Однако сегодня генералам Семёнову и Бакшееву было не до «азиатской эротики», как именовали недорогие, но все еще вполне романтические кабинные попойки порядком обнищавшие казаки. Пропустив по рюмке и в сумрачном молчании закусив бифштексом с кровью, они решили, что разговор, начатый вчера по дороге до Тайлара, следует продолжить. Но уже более спокойно и основательно.
– Согласен, энерал-казак, – прервал тишину главнокомандующий. – Забрасываемся в тылы красных, создаем партизанские базы в Даурии, постепенно захватываем плацдарм… Но хотелось бы знать, как мыслите себе начало всей этой операции? Какой акцией следует всколыхнуть поостывших под красными репрессиями забайкальских казачков? Кто будет новоявленнвым атаманом повстанческих отрядов?
– И символическое возвращение в Даурию, и личность атамана должны быть эффектными, – пробасил Бакшеев.
Он понимал, что это пока еще не долгожданное согласие Семёнова, за которым последует приказ о переходе границы, а всего лишь предположение, своеобразный «штабной покер». Тем не менее оживился: вот уже месяца два, как атаман почему-то и слышать не желал ни о каком конфликте с красными. По этому поводу среди офицеров вверенного Бакшееву Захинганского казачьего кавалерийского корпуса уже гуляли самые мрачные предположения, в принципе сводившиеся к одному: «Похоже, отвоевался наш генерал-атаман. Не до России ему, окончательно объяпошился!».

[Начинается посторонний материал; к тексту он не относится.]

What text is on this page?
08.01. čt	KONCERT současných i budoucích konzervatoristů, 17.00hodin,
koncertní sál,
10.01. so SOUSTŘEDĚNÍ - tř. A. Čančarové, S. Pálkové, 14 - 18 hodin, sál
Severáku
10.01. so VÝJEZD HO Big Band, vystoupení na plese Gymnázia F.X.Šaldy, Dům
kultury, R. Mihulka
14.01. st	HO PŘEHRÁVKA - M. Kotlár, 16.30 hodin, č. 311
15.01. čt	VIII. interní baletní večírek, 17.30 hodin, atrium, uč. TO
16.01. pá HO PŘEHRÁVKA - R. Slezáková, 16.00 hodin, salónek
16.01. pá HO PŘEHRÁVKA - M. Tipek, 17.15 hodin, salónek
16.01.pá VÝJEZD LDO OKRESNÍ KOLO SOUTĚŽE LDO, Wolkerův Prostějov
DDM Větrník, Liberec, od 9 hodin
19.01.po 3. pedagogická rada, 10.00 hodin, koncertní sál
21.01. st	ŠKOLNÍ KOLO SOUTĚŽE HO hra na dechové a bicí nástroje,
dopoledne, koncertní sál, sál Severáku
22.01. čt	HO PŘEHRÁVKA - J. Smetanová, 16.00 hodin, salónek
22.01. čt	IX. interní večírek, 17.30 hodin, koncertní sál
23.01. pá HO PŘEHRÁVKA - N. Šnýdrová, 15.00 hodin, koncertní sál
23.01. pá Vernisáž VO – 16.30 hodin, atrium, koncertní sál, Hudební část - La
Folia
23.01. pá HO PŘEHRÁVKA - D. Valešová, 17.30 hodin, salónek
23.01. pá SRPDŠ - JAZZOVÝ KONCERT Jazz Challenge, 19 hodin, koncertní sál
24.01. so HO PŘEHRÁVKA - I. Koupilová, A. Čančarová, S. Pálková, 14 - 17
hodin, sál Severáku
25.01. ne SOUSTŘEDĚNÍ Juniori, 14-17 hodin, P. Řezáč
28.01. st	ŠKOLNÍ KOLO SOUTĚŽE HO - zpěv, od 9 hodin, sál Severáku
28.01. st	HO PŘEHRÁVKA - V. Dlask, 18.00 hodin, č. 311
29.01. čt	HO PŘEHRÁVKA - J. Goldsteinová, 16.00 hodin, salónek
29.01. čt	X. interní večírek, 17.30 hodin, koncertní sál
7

Ясное дело, генерал-майор понимал, что причина более – в политическом курсе императорского правительства и в ситуации, сложившейся на тихоокеанской арене военных действий. Однако большинству корпуса такое объяснение казалось неубедительным.
– Начнем с просачивания мелких диверсионных групп. Благо, есть опыт ротмистра Курбатова.
– Теперь уже полковника, – вальяжно уточнил атаман.
Он очень возгордился тем, что казак его выучки сумел так красиво пройти по тылам и красных, и германцев, от Маньчжурии до самого Берлина, поразив контрразведки двух стран своей силой, храбростью и выучкой.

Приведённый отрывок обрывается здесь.